Lo cierto, y a la luz de esta evidencia, y como dice Catherine Millet, “somos muchos los que tenemos la impresión de que aquellos principios defendidos durante décadas por los movimientos liberales y emancipadores de nuestra sociedad han sido llevados al extremo hasta convertirse en sus contrarios, en boca de grupos que actúan como si nada hubiera ocurrido desde la abolición de la esclavitud o la proclamación del sufragio femenino”. Y por temor a quedar en el peor lugar de la impureza, callamos, consentimos, no damos el debate, es decir, aceptamos la censura de estos jueces que nadie ha elegido, y pedimos perdones públicos, avergonzados, ante el menor exabrupto proferido, y nos ovillamos en un estridente silencio que es a la vez sepultura y lápida de nuestra libertad de decir y de expresarnos. ¿Quién pone el límite en la literatura y en el pensamiento? ¿Quién es el autorizado, por quién, por qué estatuto a decidir qué debe decirse y qué callarse?

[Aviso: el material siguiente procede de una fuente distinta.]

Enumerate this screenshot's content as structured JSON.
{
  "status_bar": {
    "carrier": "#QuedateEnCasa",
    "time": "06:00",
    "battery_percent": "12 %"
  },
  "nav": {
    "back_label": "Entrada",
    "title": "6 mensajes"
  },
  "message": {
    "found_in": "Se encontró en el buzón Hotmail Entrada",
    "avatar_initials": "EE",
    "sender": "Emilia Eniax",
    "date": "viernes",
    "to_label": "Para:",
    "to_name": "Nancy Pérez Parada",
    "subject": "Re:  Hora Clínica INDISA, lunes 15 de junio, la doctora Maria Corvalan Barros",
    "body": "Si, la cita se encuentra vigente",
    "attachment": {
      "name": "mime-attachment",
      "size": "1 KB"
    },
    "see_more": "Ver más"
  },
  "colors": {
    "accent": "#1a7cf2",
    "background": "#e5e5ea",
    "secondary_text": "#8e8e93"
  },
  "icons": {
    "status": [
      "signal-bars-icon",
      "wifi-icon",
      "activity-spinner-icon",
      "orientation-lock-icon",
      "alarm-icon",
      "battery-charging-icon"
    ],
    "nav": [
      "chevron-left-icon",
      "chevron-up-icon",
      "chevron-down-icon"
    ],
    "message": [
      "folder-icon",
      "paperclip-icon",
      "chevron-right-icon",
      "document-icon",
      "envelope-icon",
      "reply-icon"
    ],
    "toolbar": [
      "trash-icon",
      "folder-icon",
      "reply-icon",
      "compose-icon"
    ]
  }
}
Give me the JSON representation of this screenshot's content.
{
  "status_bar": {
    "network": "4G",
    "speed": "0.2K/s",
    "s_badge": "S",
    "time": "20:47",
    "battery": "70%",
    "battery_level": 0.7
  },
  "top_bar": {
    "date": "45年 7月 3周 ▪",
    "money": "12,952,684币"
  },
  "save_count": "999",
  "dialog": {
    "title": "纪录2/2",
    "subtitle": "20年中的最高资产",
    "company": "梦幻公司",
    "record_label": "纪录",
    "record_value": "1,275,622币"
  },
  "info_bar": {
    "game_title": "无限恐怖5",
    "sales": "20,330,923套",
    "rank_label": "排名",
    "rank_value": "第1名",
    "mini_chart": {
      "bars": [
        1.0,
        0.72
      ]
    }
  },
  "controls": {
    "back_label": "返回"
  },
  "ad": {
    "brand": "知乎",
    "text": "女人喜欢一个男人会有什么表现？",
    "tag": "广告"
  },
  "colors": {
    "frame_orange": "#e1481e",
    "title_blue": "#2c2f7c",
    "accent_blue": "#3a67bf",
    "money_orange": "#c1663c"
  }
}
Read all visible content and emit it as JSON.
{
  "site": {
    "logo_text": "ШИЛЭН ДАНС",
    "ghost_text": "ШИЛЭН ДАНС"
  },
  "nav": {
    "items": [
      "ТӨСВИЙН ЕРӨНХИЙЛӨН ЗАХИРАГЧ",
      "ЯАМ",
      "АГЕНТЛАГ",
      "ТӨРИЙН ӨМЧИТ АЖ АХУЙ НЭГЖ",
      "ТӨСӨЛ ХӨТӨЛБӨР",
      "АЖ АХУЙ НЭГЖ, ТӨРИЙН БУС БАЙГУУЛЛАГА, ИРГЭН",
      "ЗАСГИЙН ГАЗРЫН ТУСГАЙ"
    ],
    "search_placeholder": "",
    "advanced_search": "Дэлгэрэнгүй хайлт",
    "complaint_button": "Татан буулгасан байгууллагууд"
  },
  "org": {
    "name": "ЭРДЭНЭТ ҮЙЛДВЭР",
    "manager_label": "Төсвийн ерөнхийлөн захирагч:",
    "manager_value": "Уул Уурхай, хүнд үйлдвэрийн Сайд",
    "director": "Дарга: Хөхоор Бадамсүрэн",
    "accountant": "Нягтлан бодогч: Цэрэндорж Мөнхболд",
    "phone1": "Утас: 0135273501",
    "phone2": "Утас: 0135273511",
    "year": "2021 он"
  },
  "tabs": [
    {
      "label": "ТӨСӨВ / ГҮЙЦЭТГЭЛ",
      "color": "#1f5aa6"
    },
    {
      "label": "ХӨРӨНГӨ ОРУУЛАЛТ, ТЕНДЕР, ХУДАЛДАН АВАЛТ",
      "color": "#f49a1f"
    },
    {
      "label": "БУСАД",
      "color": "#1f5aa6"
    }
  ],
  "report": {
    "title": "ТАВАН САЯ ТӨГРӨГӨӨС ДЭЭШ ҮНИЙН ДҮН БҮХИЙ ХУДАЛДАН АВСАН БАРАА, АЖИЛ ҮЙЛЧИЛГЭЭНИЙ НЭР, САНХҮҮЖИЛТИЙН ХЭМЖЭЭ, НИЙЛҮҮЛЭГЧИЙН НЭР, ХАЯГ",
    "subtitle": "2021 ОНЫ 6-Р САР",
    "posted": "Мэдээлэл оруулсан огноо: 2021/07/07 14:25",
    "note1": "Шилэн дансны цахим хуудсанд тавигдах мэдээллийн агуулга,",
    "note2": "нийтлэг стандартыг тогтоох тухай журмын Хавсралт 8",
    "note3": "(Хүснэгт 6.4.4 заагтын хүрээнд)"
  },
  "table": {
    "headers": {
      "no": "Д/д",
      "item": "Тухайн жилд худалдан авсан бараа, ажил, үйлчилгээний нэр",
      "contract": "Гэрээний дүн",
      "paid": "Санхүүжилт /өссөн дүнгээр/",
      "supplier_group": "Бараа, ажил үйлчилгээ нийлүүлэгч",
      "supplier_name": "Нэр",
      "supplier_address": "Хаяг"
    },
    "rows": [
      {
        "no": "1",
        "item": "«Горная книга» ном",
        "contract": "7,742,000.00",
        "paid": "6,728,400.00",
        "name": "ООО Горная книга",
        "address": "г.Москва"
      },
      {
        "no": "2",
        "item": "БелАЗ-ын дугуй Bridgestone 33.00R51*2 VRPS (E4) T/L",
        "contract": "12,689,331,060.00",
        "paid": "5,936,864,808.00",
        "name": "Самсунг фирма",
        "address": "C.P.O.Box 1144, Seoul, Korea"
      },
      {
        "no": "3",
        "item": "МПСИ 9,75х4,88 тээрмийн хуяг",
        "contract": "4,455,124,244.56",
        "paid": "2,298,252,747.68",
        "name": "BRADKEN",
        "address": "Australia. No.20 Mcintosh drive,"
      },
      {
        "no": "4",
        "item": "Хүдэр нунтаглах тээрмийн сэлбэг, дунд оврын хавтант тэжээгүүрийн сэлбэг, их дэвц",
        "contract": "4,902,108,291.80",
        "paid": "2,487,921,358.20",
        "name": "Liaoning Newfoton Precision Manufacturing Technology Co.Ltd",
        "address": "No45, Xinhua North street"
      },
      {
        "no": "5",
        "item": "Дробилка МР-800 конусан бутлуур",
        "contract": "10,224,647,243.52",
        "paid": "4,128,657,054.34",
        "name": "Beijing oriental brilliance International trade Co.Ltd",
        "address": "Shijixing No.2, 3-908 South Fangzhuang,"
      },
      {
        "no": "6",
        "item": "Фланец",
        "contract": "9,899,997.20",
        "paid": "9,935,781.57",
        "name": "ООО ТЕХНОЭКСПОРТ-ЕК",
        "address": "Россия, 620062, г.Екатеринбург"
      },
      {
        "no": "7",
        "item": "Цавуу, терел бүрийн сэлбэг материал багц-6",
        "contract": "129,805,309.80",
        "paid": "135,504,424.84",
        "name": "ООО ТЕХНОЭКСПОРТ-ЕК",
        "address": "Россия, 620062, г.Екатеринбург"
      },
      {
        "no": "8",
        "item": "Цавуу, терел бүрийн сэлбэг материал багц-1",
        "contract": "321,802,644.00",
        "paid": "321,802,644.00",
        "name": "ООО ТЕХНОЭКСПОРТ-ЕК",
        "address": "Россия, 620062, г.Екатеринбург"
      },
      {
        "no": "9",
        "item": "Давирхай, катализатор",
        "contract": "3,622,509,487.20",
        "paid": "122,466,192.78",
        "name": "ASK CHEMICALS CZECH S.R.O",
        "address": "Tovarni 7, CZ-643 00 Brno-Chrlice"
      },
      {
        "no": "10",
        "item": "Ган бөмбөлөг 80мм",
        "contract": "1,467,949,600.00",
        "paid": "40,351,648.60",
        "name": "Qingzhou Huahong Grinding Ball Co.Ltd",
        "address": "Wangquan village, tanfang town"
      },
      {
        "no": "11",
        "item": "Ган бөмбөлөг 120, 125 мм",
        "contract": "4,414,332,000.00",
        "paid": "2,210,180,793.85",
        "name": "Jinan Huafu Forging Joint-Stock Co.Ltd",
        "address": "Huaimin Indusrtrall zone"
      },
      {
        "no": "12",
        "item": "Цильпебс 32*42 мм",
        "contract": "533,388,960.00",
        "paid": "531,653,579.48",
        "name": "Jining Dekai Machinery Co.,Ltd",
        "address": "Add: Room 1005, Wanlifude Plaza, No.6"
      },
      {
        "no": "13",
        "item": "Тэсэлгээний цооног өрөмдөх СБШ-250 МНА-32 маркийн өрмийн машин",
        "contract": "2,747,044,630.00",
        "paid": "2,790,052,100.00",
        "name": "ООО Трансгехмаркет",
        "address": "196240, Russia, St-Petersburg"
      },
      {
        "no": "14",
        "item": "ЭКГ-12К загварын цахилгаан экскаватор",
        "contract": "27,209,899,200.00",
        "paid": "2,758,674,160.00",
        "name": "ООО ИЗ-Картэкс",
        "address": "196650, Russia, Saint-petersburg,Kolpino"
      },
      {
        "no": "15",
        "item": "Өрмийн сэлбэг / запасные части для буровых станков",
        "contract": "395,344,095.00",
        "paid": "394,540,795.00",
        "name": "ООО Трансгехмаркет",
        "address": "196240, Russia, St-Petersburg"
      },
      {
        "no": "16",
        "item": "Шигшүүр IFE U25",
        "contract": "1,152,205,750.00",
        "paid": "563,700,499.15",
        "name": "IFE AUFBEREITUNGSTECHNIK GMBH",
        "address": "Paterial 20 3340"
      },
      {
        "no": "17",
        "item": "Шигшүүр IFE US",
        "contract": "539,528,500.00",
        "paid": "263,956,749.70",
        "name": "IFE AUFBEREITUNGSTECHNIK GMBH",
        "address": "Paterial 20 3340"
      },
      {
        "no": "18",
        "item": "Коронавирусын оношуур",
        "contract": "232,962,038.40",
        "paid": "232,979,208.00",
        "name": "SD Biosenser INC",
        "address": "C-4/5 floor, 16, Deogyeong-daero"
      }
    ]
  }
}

La larga sombra de una nueva noche está cayendo sobre nosotros. ¿Qué haremos cuando estas tinieblas terminen de posarse sobre nosotros. ¿Qué mundo, qué sociedad que merezca vivirse sobrevivirá a semejante mordaza? ¿Acaso el derecho a la dignidad de las comunidades y las identidades vulneradas a lo largo de la historia, su justa lucha y reclamo, debe hacerse a costa de restringir las libertades conquistadas?

El gran Daniel Molina recordaba en una columna de opinión, que hace ya 60 años, en 1955, Vladimir Nabokov publicó Lolita y que su aparición suscitó un escándalo descomunal. En nuestro país esa novela fue traducida por Enrique Pezzoni (quien debió firmar con pseudónimo para no ser procesado por inmoralidad). El texto fue editado por Victoria Ocampo, por entonces directora de la Revista Sur, quien afrontó -con la valentía que la caracterizaba- el juicio en el que se la acusó de hacer apología del estupro y de la pedofilia. ¿Se podría hoy editar una novela exactamente igual a la que escribió Nabokov hace 62 años? se preguntaba Molina. ¿Hay hoy en la Argentina alguna Victoria Ocampo que se anime a defenderlo?

Responder a esa pregunta, a esa simple pregunta, es, eso creo, uno de los grandes desafíos del campo cultural de nuestro tiempo.

 

(*) Transcripción de las palabras pronunciadas en la mesa sobre Libertad de expresión, organizada por el PEN club y  que tuvo lugar en la Feria del Libro de Rosario el 8 de junio de 2019. He condensado en esta breve presentación ideas de Javier Marías, Daniel Molina, Catherine Millet, entre otros intelectuales contemporáneos que intentan quebrar el cerco a la libertad de expresión.